Ranked as the Brewers #4 prospect and the league's #97 overall by MLB Pipeline at the start of 2012, Bradley was praised for his four-pitch mix including a plus fastball and slider and the potential for above-average command.

Big and strong with an Andy Pettitte-like body, he should be an innings-eating workhorse in short order.

Things didn't quite work out that way, of course. Bradley struggled in every season of his career and at every level he pitched at. His best season was in 2014, when he began the year making his third go-around with high-A Brevard County and posted a 2.98 ERA and 53:10 K/BB in 60.1 innings before a promotion to AA Huntsville.

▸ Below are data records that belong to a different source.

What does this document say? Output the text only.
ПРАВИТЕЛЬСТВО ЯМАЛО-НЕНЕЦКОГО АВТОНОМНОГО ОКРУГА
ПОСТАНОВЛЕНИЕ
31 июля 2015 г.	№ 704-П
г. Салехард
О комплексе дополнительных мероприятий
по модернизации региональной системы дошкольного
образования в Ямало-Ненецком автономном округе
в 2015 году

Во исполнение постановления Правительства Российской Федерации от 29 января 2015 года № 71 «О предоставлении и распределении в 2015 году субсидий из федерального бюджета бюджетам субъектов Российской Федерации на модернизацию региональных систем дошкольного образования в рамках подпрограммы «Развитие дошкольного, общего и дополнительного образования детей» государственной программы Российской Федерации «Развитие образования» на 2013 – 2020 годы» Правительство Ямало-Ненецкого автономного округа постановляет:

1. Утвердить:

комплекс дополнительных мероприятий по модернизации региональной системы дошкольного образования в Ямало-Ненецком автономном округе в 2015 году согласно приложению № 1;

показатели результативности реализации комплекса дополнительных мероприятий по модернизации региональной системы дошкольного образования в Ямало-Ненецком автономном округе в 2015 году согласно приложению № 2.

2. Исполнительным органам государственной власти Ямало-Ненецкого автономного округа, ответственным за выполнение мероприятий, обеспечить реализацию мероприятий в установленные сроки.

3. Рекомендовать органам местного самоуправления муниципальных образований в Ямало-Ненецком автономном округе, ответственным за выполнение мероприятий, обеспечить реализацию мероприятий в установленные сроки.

He wound up posting a 4.55 ERA and 71:36 K/BB in 87.0 innings against tougher competition there, giving him a cumulative 3.91 ERA and 124:46 K/BB ratio in 147.1 innings. To date, that'e the only season he's posted an ERA under 4.00 at any level of the minor leagues.

After struggling with injuries and ineffectiveness the Brewers transitioned Bradley to relief in 2015 and gave him his first shot at the AAA level, where he posted a 9.00 ERA and 15:10 K/BB in 20 appearances covering 26.0 innings. He was sent back to AA Biloxi to begin this season but scuffled to a 6.20 ERA through his first 24.2 innings despite being nearly two years older than the league average.

Bradley ends his Brewers' career with a 4.78 ERA and 308:154 K/BB ratio in 416.1 minor league innings. He will now hope to find some footing with the Braves in the state of Georgia, where he experienced plenty of collegiate success as a product of Georgia Tech. The Brewers might recoup a player in return, but as Adam McCalvy noted on Twitter, it'll probably end up being a cash return. The failures of Jed Bradley and Taylor Jungmann to make a lasting impact on the Brewers' organization should stand out as a stark reminder of why it is a fool's errand to try to draft for need in Major League Baseball.